During the Data Systems Dialogue convened as part of the Good Food Finance Week in late April, participants noted the need to:
Align new data outputs with existing practices;
Provide insights that can reliably inform efforts to shift and realign subsidies;
Support mainstreaming by connecting complex interactions into simple, readable, and directional indicators;
Consider how data systems integration can support financial innovation, including multidimensional sustainability-linked bonds;
Support payments for climate and nature services, by producers and throughout value chains;
Leverage policy to incentivize updated mainstream investment strategies.
The IDSI is a response to the intensifying global need for more fine-tuned, detailed, and multidimensional data to drive better decision-making. It will harness resources from partner institutions and participating jurisdictions to design, test, and consolidate the needed technical solutions for mainstreaming of integrated good food finance data systems.
From the outset, this process of collaborative innovation will consider strategies for keeping activities rooted in lived experience, relevant to communities and small-scale actors, and to the challenge of matching large-scale finance flows to key points of leverage, including unbanked smallholders.

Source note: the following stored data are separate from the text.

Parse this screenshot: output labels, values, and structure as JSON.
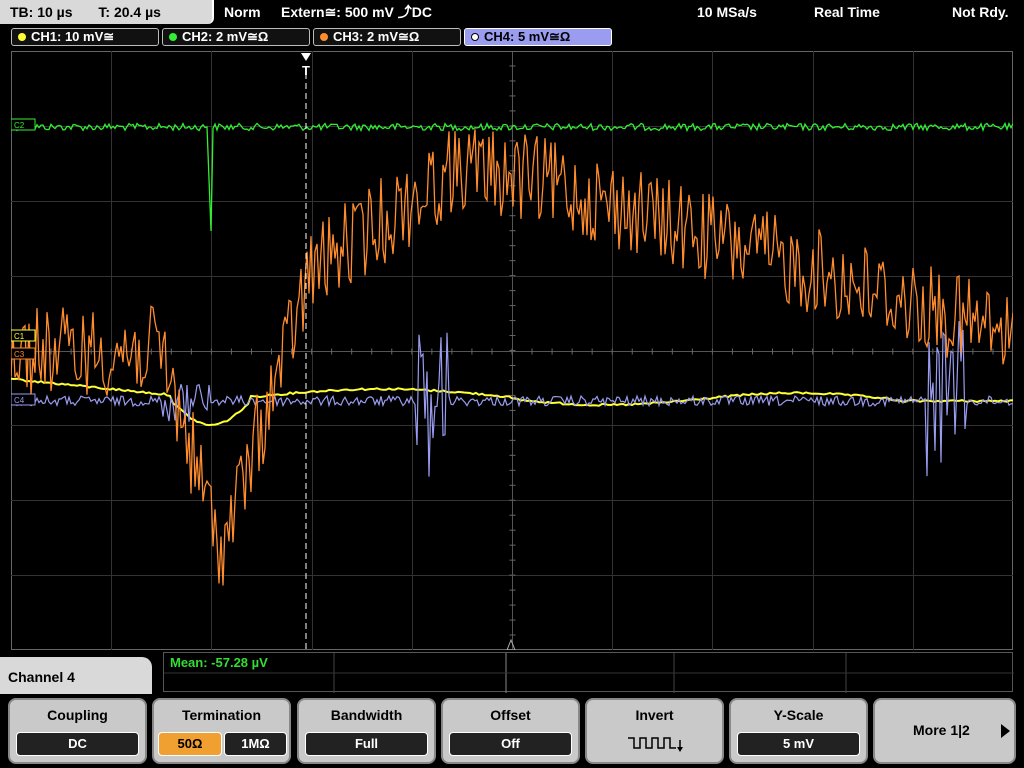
{
  "topbar": {
    "timebase": "TB: 10 µs",
    "trigger_time": "T: 20.4 µs",
    "trigger_mode": "Norm",
    "trigger_source": "Extern≅: 500 mV ⤴DC",
    "sample_rate": "10 MSa/s",
    "acq_mode": "Real Time",
    "status": "Not Rdy."
  },
  "channels": [
    {
      "label": "CH1: 10 mV≅",
      "color": "#ffff33"
    },
    {
      "label": "CH2: 2 mV≅Ω",
      "color": "#33ee33"
    },
    {
      "label": "CH3: 2 mV≅Ω",
      "color": "#ff8c2e"
    },
    {
      "label": "CH4: 5 mV≅Ω",
      "color": "#9a9cf0"
    }
  ],
  "markers": {
    "trigger": "T",
    "ch2": "C2",
    "ch1": "C1",
    "ch3": "C3",
    "ch4": "C4"
  },
  "measurement": {
    "label": "Mean: -57.28 µV"
  },
  "channel_menu": {
    "title": "Channel 4"
  },
  "softkeys": {
    "coupling": {
      "title": "Coupling",
      "value": "DC"
    },
    "termination": {
      "title": "Termination",
      "opt1": "50Ω",
      "opt2": "1MΩ"
    },
    "bandwidth": {
      "title": "Bandwidth",
      "value": "Full"
    },
    "offset": {
      "title": "Offset",
      "value": "Off"
    },
    "invert": {
      "title": "Invert",
      "icon": "invert-waveform-icon"
    },
    "yscale": {
      "title": "Y-Scale",
      "value": "5 mV"
    },
    "more": {
      "label": "More 1|2"
    }
  }
}
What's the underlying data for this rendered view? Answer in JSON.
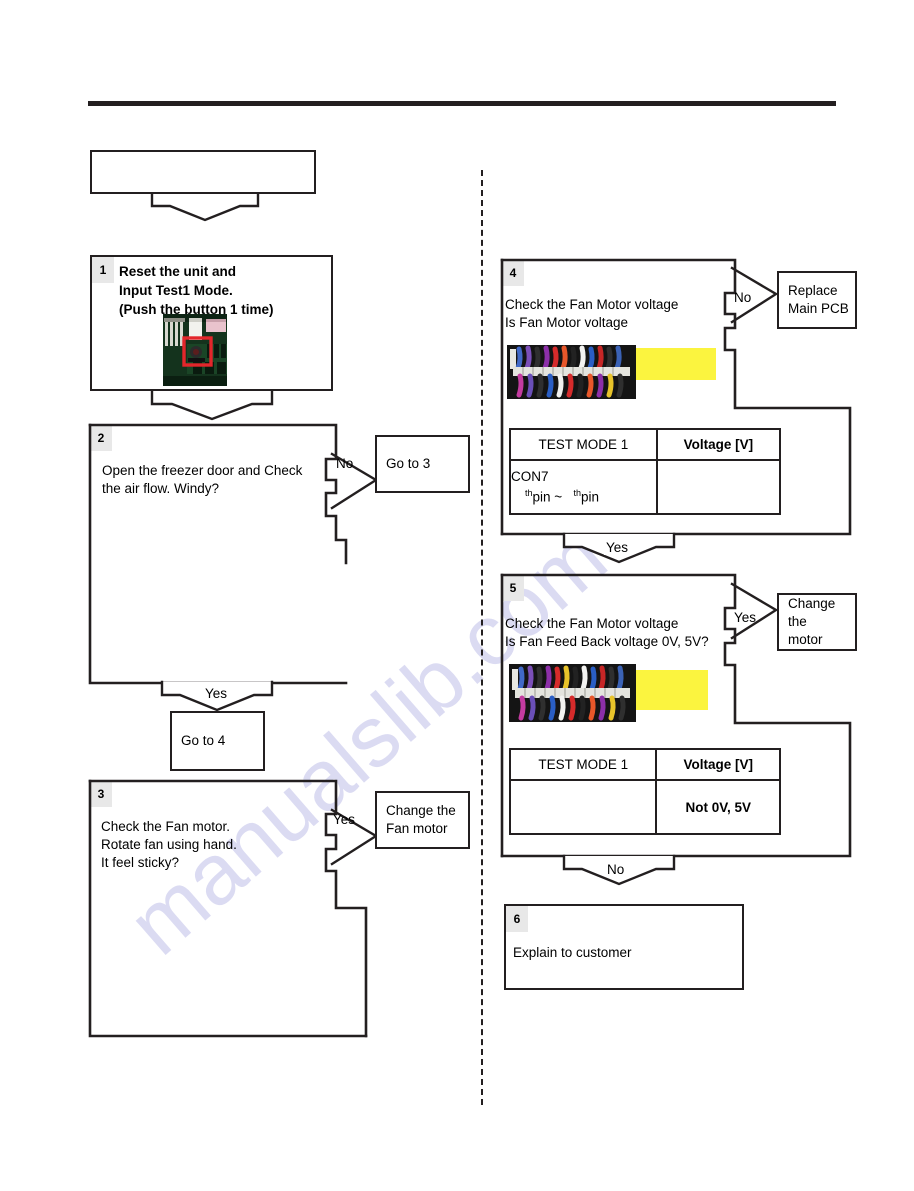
{
  "document": {
    "watermark_text": "manualslib.com"
  },
  "left_column": {
    "top_box": {
      "text": ""
    },
    "step1": {
      "number": "1",
      "text": "Reset the unit and\nInput Test1 Mode.\n(Push the button 1 time)",
      "photo_name": "main-pcb-photo"
    },
    "step2": {
      "number": "2",
      "text": "Open the freezer door and Check\nthe air flow. Windy?",
      "branch_no_label": "No",
      "branch_yes_label": "Yes"
    },
    "goto3": {
      "text": "Go to 3"
    },
    "goto4": {
      "text": "Go to 4"
    },
    "step3": {
      "number": "3",
      "text": "Check the Fan motor.\nRotate fan using hand.\nIt feel sticky?",
      "branch_yes_label": "Yes"
    },
    "change_fan_motor": {
      "text": "Change the\nFan motor"
    }
  },
  "right_column": {
    "step4": {
      "number": "4",
      "text": "Check the Fan Motor voltage\nIs Fan Motor voltage",
      "branch_no_label": "No",
      "branch_yes_label": "Yes",
      "photo_name": "wire-harness-photo",
      "table": {
        "header_left": "TEST MODE 1",
        "header_right": "Voltage [V]",
        "row_left_line1": "CON7",
        "row_left_sup1": "th",
        "row_left_mid": "pin ~",
        "row_left_sup2": "th",
        "row_left_end": "pin",
        "row_right": ""
      }
    },
    "replace_main_pcb": {
      "text": "Replace\nMain PCB"
    },
    "step5": {
      "number": "5",
      "text": "Check the Fan Motor voltage\nIs Fan Feed Back voltage 0V, 5V?",
      "branch_yes_label": "Yes",
      "branch_no_label": "No",
      "photo_name": "wire-harness-photo",
      "table": {
        "header_left": "TEST MODE 1",
        "header_right": "Voltage [V]",
        "row_left": "",
        "row_right": "Not 0V, 5V"
      }
    },
    "change_motor": {
      "text": "Change the\nmotor"
    },
    "step6": {
      "number": "6",
      "text": "Explain to customer"
    }
  },
  "colors": {
    "ink": "#231f20",
    "label_bg": "#e8e8e8",
    "highlight": "#fbf43f",
    "watermark": "#8a8ad6"
  }
}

Real-world effects of data systems integration
Integrated data systems clearly have a role to play in supporting the delivery of ever-wider flows of capital into regenerative and agroecological production and land stewardship practices. Producers, and those that provide them financial support, need to see evidence of climate and nature benefits and to link those benefits to market demand for nutritious food.
Good food finance is needed across value chains—not just for producers or retailers. Integrated data systems can provide the multidimensional metrics required to allow actors with disparate needs and capabilities to align their efforts to advance the sustainable production of healthy food that is good for nature, climate, and people.
Consumer choice is vital. We cannot get to a healthy, sustainable food economy if most people don’t have access to food choices aligned with health and sustainability goals. Consumer choice at the scale required will require affordability: better choices becoming mainstream and affordable for everyone, every day, in all geographical and socio-economic contexts.
An integrated and holistic approach to value creation means smart food system investments can generate measurable returns on climate, biodiversity, nutrition, health, and overall resilience. Those non-financial returns will result in major savings to public spending and in terms of reduced opportunity costs from macroeconomic inefficiencies.
Without the above savings from an integrated and holistic approach to sustainable human development, a majority of nations may find themselves unable to achieve reliable fiscal stability by mid-century. Integrated data systems are needed to support national investment in non-financial returns, so the IDSI will emphasize metrics and data services that reveal non-financial returns and provide for resilience-building fiscal policy, as well as vulnerability-sensitive debt and budget management.
Setting the Good Food Finance Agenda
The Integrated Data Systems Initiative has a core aim: to deliver robust, reliable, evolving, and evidence-based multidimensional metrics to measure real-world progress toward sustainable food systems transformation. The Co-Investment Platform for Food Systems Transformation will leverage this body of evidence to support the mobilization and mainstreaming of good food finance tools and strategies.